The phase IV FOREMOST trial demonstrated the efficacy of apremilast in treating early oligoarticular psoriatic arthritis, according to a new study.
In the randomized, placebo-controlled trial, published in Annals of the Rheumatic Diseases, researchers enrolled 308 patients with early oligoarticular psoriatic arthritis (PsA), defined as symptom duration ≤ 5 years and > 1 but ≤ 4 swollen and tender joints. The patients were randomly assigned 2:1 to receive 30 mg of apremilast twice daily (n = 203) or placebo (n = 105) for 24 weeks.
The FOREMOST trial was conducted at 80 sites across 10 countries from December 2018 to December 2022. Eligible patients had PsA according to the Classification Criteria for Psoriatic Arthritis, with > 1 but ≤ 4 swollen and tender joints (66/68 joint count). The majority of patients had ≤ 4 active joints at baseline.
Additional baseline characteristics included:
- Mean cDAPSA score: 16.2
- Mean PASDAS score: 4.9
- Mean body surface area affected: 6.7%
- Mean HAQ-DI score: 1.0
- Approximately 90% of patients had ≤ 4 active joints at baseline.
The researchers found that significantly more patients achieved minimal disease activity after receiving apremilast compared with placebo. At week 16, 33.9% of the apremilast-treated patients achieved minimal disease activity (MDA)-Joints response based on sentinel joints (primary endpoint) compared with 16.0% of the placebo-treated patients (treatment difference = 18.5%, 95% confidence interval [CI] = 8.9%–28.1%, P = .0008). In exploratory analyses assessing all joints, MDA-Joints response rates were 21.3% with apremilast vs 7.9% with placebo (treatment difference = 13.6%, 95% CI = 5.9%–21.4%, P = .0028).

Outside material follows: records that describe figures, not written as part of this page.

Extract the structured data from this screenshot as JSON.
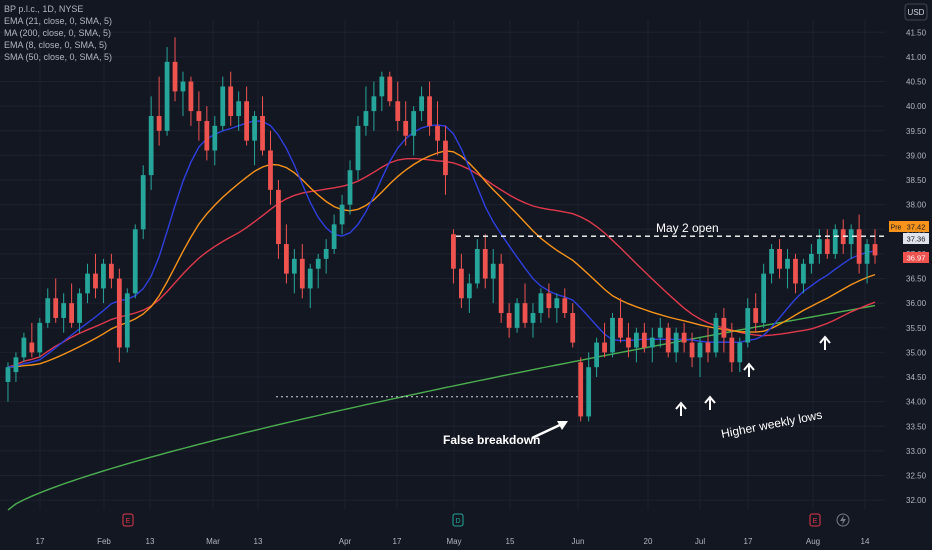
{
  "header": {
    "symbol_line": "BP p.l.c., 1D, NYSE",
    "indicators": [
      "EMA (21, close, 0, SMA, 5)",
      "MA (200, close, 0, SMA, 5)",
      "EMA (8, close, 0, SMA, 5)",
      "SMA (50, close, 0, SMA, 5)"
    ],
    "currency": "USD"
  },
  "colors": {
    "background": "#131722",
    "up": "#26a69a",
    "down": "#ef5350",
    "ema21": "#f7931a",
    "ma200": "#4caf50",
    "ema8": "#2f3fe0",
    "sma50": "#e0394c",
    "grid": "#1e222d"
  },
  "price_tags": {
    "pre_label": "Pre",
    "pre_value": "37.42",
    "level_value": "37.36",
    "last_value": "36.97"
  },
  "annotations": {
    "may2": "May 2 open",
    "false_breakdown": "False breakdown",
    "higher_lows": "Higher weekly lows"
  },
  "events": [
    {
      "label": "E",
      "x_label": "Feb"
    },
    {
      "label": "D",
      "x_label": "May"
    },
    {
      "label": "E",
      "x_label": "Aug"
    }
  ],
  "chart_data": {
    "type": "candlestick",
    "title": "BP p.l.c., 1D, NYSE",
    "y_ticks": [
      32.0,
      32.5,
      33.0,
      33.5,
      34.0,
      34.5,
      35.0,
      35.5,
      36.0,
      36.5,
      37.0,
      37.5,
      38.0,
      38.5,
      39.0,
      39.5,
      40.0,
      40.5,
      41.0,
      41.5
    ],
    "ylim": [
      31.8,
      41.75
    ],
    "x_ticks": [
      "17",
      "Feb",
      "13",
      "Mar",
      "13",
      "Apr",
      "17",
      "May",
      "15",
      "Jun",
      "20",
      "Jul",
      "17",
      "Aug",
      "14"
    ],
    "grid": true,
    "ohlc": [
      [
        34.4,
        34.8,
        34.0,
        34.7
      ],
      [
        34.6,
        35.0,
        34.4,
        34.9
      ],
      [
        34.9,
        35.4,
        34.8,
        35.3
      ],
      [
        35.2,
        35.6,
        34.9,
        35.0
      ],
      [
        35.0,
        35.7,
        34.9,
        35.6
      ],
      [
        35.6,
        36.3,
        35.5,
        36.1
      ],
      [
        36.1,
        36.5,
        35.6,
        35.7
      ],
      [
        35.7,
        36.2,
        35.4,
        36.0
      ],
      [
        36.0,
        36.4,
        35.5,
        35.6
      ],
      [
        35.6,
        36.3,
        35.4,
        36.2
      ],
      [
        36.2,
        36.8,
        36.0,
        36.6
      ],
      [
        36.6,
        37.0,
        36.1,
        36.3
      ],
      [
        36.3,
        36.9,
        36.0,
        36.8
      ],
      [
        36.8,
        37.0,
        36.3,
        36.5
      ],
      [
        36.5,
        36.7,
        34.8,
        35.1
      ],
      [
        35.1,
        36.3,
        35.0,
        36.2
      ],
      [
        36.2,
        37.6,
        36.1,
        37.5
      ],
      [
        37.5,
        38.8,
        37.3,
        38.6
      ],
      [
        38.6,
        40.2,
        38.3,
        39.8
      ],
      [
        39.8,
        40.6,
        39.2,
        39.5
      ],
      [
        39.5,
        41.2,
        39.4,
        40.9
      ],
      [
        40.9,
        41.4,
        40.1,
        40.3
      ],
      [
        40.3,
        40.7,
        39.8,
        40.5
      ],
      [
        40.5,
        40.6,
        39.6,
        39.9
      ],
      [
        39.9,
        40.3,
        39.3,
        39.7
      ],
      [
        39.7,
        40.0,
        38.9,
        39.1
      ],
      [
        39.1,
        39.8,
        38.8,
        39.6
      ],
      [
        39.6,
        40.6,
        39.5,
        40.4
      ],
      [
        40.4,
        40.7,
        39.6,
        39.8
      ],
      [
        39.8,
        40.3,
        39.5,
        40.1
      ],
      [
        40.1,
        40.4,
        39.2,
        39.3
      ],
      [
        39.3,
        39.9,
        38.8,
        39.8
      ],
      [
        39.8,
        40.2,
        39.0,
        39.1
      ],
      [
        39.1,
        39.5,
        38.0,
        38.3
      ],
      [
        38.3,
        38.5,
        36.9,
        37.2
      ],
      [
        37.2,
        37.6,
        36.4,
        36.6
      ],
      [
        36.6,
        37.1,
        36.2,
        36.9
      ],
      [
        36.9,
        37.2,
        36.1,
        36.3
      ],
      [
        36.3,
        36.8,
        35.9,
        36.7
      ],
      [
        36.7,
        37.0,
        36.3,
        36.9
      ],
      [
        36.9,
        37.3,
        36.6,
        37.1
      ],
      [
        37.1,
        37.8,
        37.0,
        37.6
      ],
      [
        37.6,
        38.2,
        37.4,
        38.0
      ],
      [
        38.0,
        38.9,
        37.8,
        38.7
      ],
      [
        38.7,
        39.8,
        38.5,
        39.6
      ],
      [
        39.6,
        40.4,
        39.4,
        39.9
      ],
      [
        39.9,
        40.5,
        39.5,
        40.2
      ],
      [
        40.2,
        40.7,
        39.9,
        40.6
      ],
      [
        40.6,
        40.7,
        40.0,
        40.1
      ],
      [
        40.1,
        40.5,
        39.5,
        39.7
      ],
      [
        39.7,
        40.1,
        39.2,
        39.4
      ],
      [
        39.4,
        40.0,
        39.0,
        39.9
      ],
      [
        39.9,
        40.4,
        39.7,
        40.2
      ],
      [
        40.2,
        40.5,
        39.4,
        39.6
      ],
      [
        39.6,
        40.1,
        39.0,
        39.3
      ],
      [
        39.3,
        39.6,
        38.2,
        38.6
      ],
      [
        37.4,
        37.5,
        36.4,
        36.7
      ],
      [
        36.7,
        37.0,
        35.9,
        36.1
      ],
      [
        36.1,
        36.6,
        35.8,
        36.4
      ],
      [
        36.4,
        37.3,
        36.3,
        37.1
      ],
      [
        37.1,
        37.4,
        36.3,
        36.5
      ],
      [
        36.5,
        37.1,
        36.0,
        36.8
      ],
      [
        36.8,
        37.0,
        35.6,
        35.8
      ],
      [
        35.8,
        36.0,
        35.3,
        35.5
      ],
      [
        35.5,
        36.1,
        35.4,
        36.0
      ],
      [
        36.0,
        36.4,
        35.5,
        35.6
      ],
      [
        35.6,
        36.0,
        35.3,
        35.8
      ],
      [
        35.8,
        36.3,
        35.6,
        36.2
      ],
      [
        36.2,
        36.4,
        35.7,
        35.9
      ],
      [
        35.9,
        36.2,
        35.6,
        36.1
      ],
      [
        36.1,
        36.3,
        35.7,
        35.8
      ],
      [
        35.8,
        36.0,
        35.1,
        35.2
      ],
      [
        34.8,
        34.9,
        33.6,
        33.7
      ],
      [
        33.7,
        35.0,
        33.6,
        34.7
      ],
      [
        34.7,
        35.3,
        34.5,
        35.2
      ],
      [
        35.2,
        35.6,
        34.9,
        35.0
      ],
      [
        35.0,
        35.8,
        34.9,
        35.7
      ],
      [
        35.7,
        36.1,
        35.2,
        35.3
      ],
      [
        35.3,
        35.6,
        34.9,
        35.1
      ],
      [
        35.1,
        35.5,
        34.8,
        35.4
      ],
      [
        35.4,
        35.6,
        35.0,
        35.1
      ],
      [
        35.1,
        35.5,
        34.8,
        35.3
      ],
      [
        35.3,
        35.7,
        35.1,
        35.5
      ],
      [
        35.5,
        35.6,
        34.9,
        35.0
      ],
      [
        35.0,
        35.5,
        34.8,
        35.4
      ],
      [
        35.4,
        35.6,
        35.0,
        35.2
      ],
      [
        35.2,
        35.4,
        34.7,
        34.9
      ],
      [
        34.9,
        35.3,
        34.5,
        35.2
      ],
      [
        35.2,
        35.5,
        34.8,
        35.0
      ],
      [
        35.0,
        35.8,
        34.9,
        35.7
      ],
      [
        35.7,
        35.9,
        35.0,
        35.3
      ],
      [
        35.3,
        35.6,
        34.6,
        34.8
      ],
      [
        34.8,
        35.3,
        34.6,
        35.2
      ],
      [
        35.2,
        36.1,
        35.1,
        35.9
      ],
      [
        35.9,
        36.2,
        35.4,
        35.6
      ],
      [
        35.6,
        36.8,
        35.5,
        36.6
      ],
      [
        36.6,
        37.2,
        36.4,
        37.1
      ],
      [
        37.1,
        37.3,
        36.5,
        36.7
      ],
      [
        36.7,
        37.1,
        36.3,
        36.9
      ],
      [
        36.9,
        37.0,
        36.2,
        36.4
      ],
      [
        36.4,
        36.9,
        36.2,
        36.8
      ],
      [
        36.8,
        37.2,
        36.6,
        37.0
      ],
      [
        37.0,
        37.5,
        36.8,
        37.3
      ],
      [
        37.3,
        37.5,
        36.9,
        37.0
      ],
      [
        37.0,
        37.6,
        36.9,
        37.5
      ],
      [
        37.5,
        37.7,
        37.0,
        37.2
      ],
      [
        37.2,
        37.6,
        36.9,
        37.5
      ],
      [
        37.5,
        37.8,
        36.6,
        36.8
      ],
      [
        36.8,
        37.3,
        36.4,
        37.2
      ],
      [
        37.2,
        37.5,
        36.8,
        36.97
      ]
    ]
  }
}
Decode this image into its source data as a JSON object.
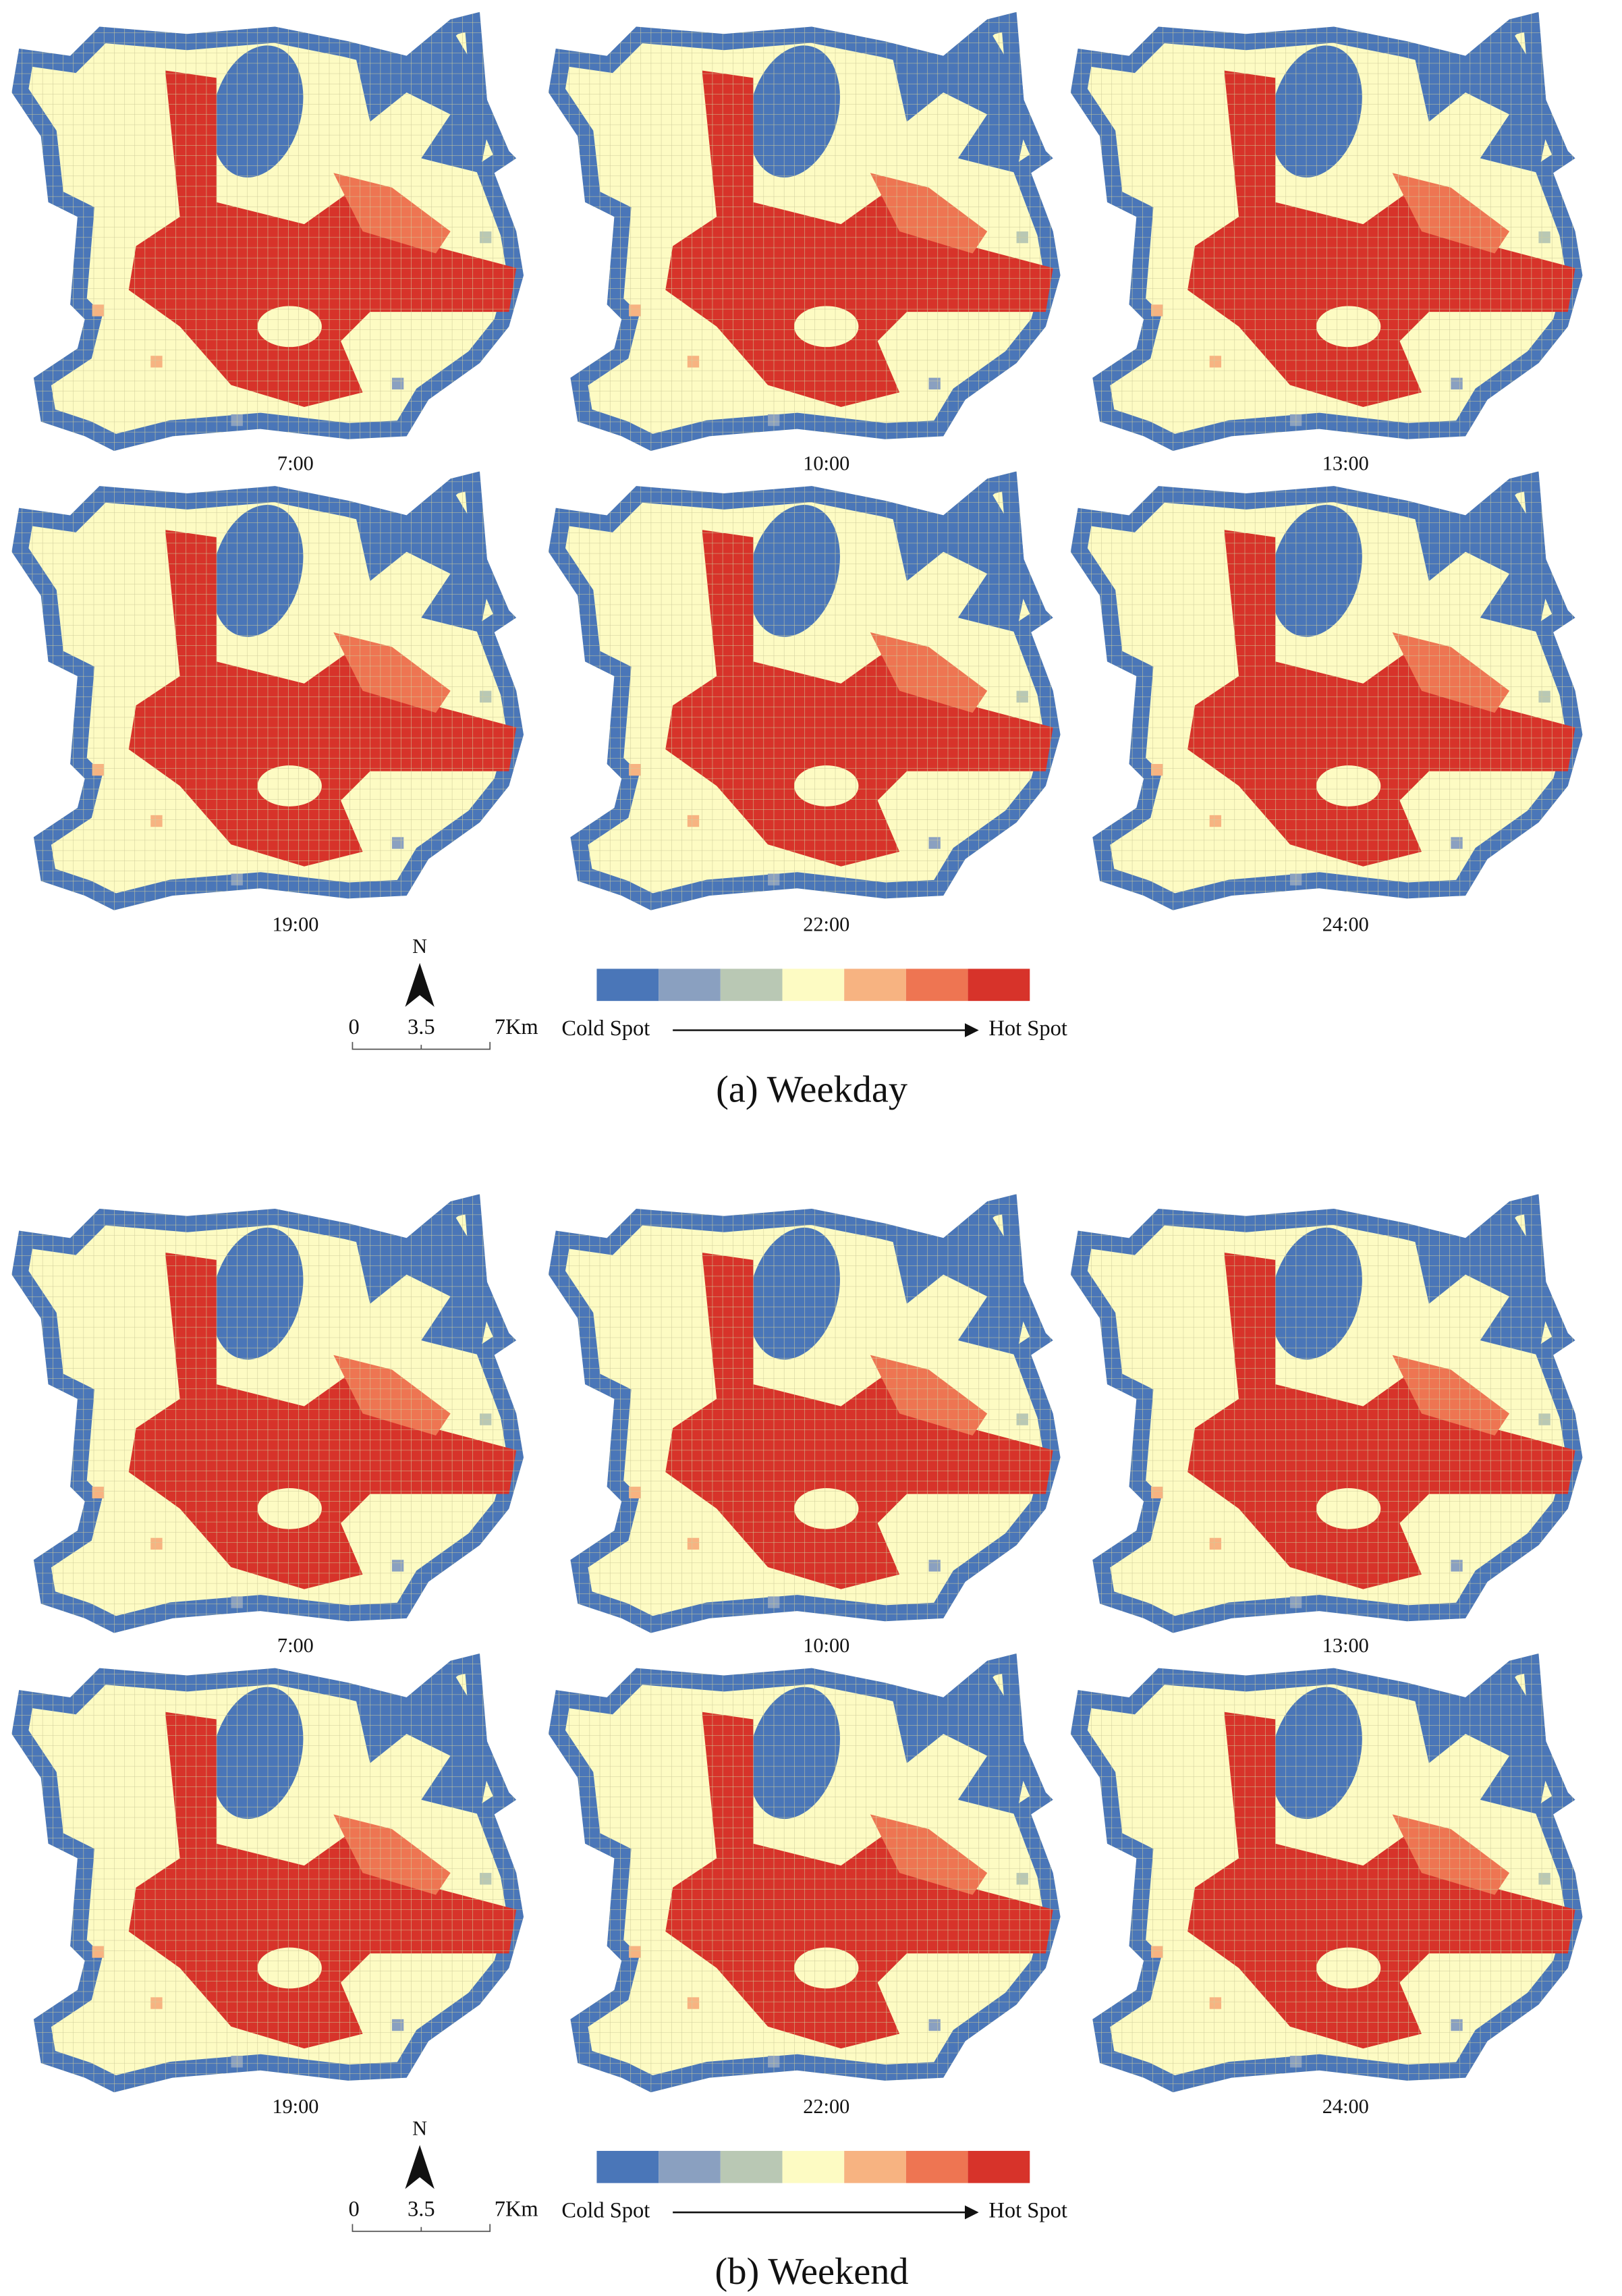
{
  "colors": [
    "#4a76b8",
    "#8aa0c0",
    "#b9c8b4",
    "#fdfbc3",
    "#f7b381",
    "#ee7552",
    "#d7332a"
  ],
  "panels": [
    {
      "caption": "(a) Weekday",
      "maps": [
        {
          "label": "7:00"
        },
        {
          "label": "10:00"
        },
        {
          "label": "13:00"
        },
        {
          "label": "19:00"
        },
        {
          "label": "22:00"
        },
        {
          "label": "24:00"
        }
      ],
      "legend": {
        "cold": "Cold Spot",
        "hot": "Hot Spot"
      },
      "scale": {
        "north": "N",
        "ticks": [
          "0",
          "3.5",
          "7Km"
        ]
      }
    },
    {
      "caption": "(b) Weekend",
      "maps": [
        {
          "label": "7:00"
        },
        {
          "label": "10:00"
        },
        {
          "label": "13:00"
        },
        {
          "label": "19:00"
        },
        {
          "label": "22:00"
        },
        {
          "label": "24:00"
        }
      ],
      "legend": {
        "cold": "Cold Spot",
        "hot": "Hot Spot"
      },
      "scale": {
        "north": "N",
        "ticks": [
          "0",
          "3.5",
          "7Km"
        ]
      }
    }
  ]
}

Key secondary endpoints also favored apremilast at week 16:
- Clinical Disease Activity Index for Psoriatic Arthritis (cDAPSA) remission or low disease activity: 70.2% vs 51.8% (P = .0017)
- Tender joint count ≤ 1: 66.2% vs 44.4% (P = .0003)
- Patient Global Assessment ≤ 20: 30.4% vs 19.1%
- Patient pain Visual Analogue Scale ≤ 15: 29.4% vs 13.1%
- Psoriatic Arthritis Impact of Disease (PsAID-12) score improvement: –1.5 vs –0.4
- Psoriatic Arthritis Disease Activity Score (PASDAS) good/moderate response: 59.9% vs 42.7%.
The primary endpoint was the proportion of patients achieving MDA-Joints at week 16, based on sentinel joints (those affected at baseline). Exploratory analyses of all joints showed consistent benefits with apremilast. At week 16, more apremilast-treated patients achieved swollen joint count ≤ 1 (57.9% vs 41.5%, P = .0068) and tender joint count ≤ 1 (38.0% vs 16.7%, P = .0002).
A post-hoc analysis revealed that fewer apremilast-treated patients with ≤ 4 active joints at baseline progressed to > 4 active joints at week 16 compared with placebo-treated patients (19.7% vs 34.9%). This halved the progression to polyarticular disease, highlighting the potential for early intervention in preventing disease worsening.
Treatment-emergent adverse events (TEAEs) occurred in 59.3% of the patients who received apremilast and 47.1% of those who received placebo. The most common TEAEs with apremilast were diarrhea (23.0% vs 10.6%, respectively), nausea (10.8% vs 3.8%), and headache (7.8% vs 2.9%).
Severe TEAEs occurred in 3.9% of the patients in the apremilast group and 3.8% of those in the placebo group. TEAEs leading to drug withdrawal were reported in 10.3% of the patients who received apremilast vs 6.7% of those who received placebo. Two deaths occurred in the apremilast group, both deemed unrelated to treatment by investigators.